[mod.ai] Dreyfus article

stine@EDN-VAX.ARPA (Bob Stine) (02/04/86)

From: Bob Stine <stine@edn-vax.arpa>

"Why Computers May Never Think Like People," a recent
diatribe by the brothers Dreyfus, has several problems.
First and foremost is that AI research is implicitly
identified as the development of rule-based systems.
All of the well known limitations of rule-based systems
are inappropriately attributed to AI research as a whole.

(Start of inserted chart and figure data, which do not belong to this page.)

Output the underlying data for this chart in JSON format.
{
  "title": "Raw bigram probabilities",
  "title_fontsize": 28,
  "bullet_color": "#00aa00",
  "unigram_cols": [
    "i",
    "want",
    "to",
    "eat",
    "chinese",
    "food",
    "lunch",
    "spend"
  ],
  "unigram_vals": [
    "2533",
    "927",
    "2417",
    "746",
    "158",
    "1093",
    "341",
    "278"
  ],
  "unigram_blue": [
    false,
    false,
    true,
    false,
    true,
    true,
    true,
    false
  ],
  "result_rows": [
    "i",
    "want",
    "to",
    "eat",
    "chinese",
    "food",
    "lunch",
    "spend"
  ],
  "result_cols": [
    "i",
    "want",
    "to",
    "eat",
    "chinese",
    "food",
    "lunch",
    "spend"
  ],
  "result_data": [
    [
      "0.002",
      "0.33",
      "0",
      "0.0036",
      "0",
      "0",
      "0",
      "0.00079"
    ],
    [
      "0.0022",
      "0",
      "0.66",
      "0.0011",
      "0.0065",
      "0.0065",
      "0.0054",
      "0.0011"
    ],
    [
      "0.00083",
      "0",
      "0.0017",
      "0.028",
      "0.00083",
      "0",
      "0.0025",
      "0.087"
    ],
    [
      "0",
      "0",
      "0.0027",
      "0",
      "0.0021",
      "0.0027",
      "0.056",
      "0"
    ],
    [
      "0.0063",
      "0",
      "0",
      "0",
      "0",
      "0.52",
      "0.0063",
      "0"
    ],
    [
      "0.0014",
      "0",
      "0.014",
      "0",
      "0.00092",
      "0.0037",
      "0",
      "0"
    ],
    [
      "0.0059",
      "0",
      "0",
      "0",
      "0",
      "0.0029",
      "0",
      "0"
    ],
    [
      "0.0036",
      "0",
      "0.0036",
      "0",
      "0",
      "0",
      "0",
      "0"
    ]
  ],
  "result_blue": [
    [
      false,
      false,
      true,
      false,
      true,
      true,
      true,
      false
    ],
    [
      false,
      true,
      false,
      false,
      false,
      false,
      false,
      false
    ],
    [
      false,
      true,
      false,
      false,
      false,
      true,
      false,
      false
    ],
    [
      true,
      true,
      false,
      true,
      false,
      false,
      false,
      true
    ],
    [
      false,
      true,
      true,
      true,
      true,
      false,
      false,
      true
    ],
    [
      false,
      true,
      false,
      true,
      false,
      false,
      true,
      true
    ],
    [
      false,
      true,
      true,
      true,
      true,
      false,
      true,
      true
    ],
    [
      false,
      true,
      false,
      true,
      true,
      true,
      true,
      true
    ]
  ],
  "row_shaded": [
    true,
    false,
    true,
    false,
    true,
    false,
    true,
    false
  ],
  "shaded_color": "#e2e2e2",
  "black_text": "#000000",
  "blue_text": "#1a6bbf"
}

There is a deeper problem with the article, that perhaps
springs from a misguided humanism.  The article claims
that machines will never duplicate human performance in
cognitive tasks, because humans have "intuition."  These
passages would read very much the same if 'magic' were
substituted for 'intuition' - "Human begins have a
magic intelligence that reasoning machines simply cannot
match."  "... a boxer seems to recognize the moment to
begin an attack... ... the boxer is using his magic".

The Dreyfus brothers claim that they are not "Luddites,"
that they are not opposed to technology per se, but just
to wasting time and money on AI research.  The basis of
their position is that some aspect of human intelligence
is inherently beyond human comprehension.

There certainly are things that humans will never know.
But no one thing is inherently unknowable.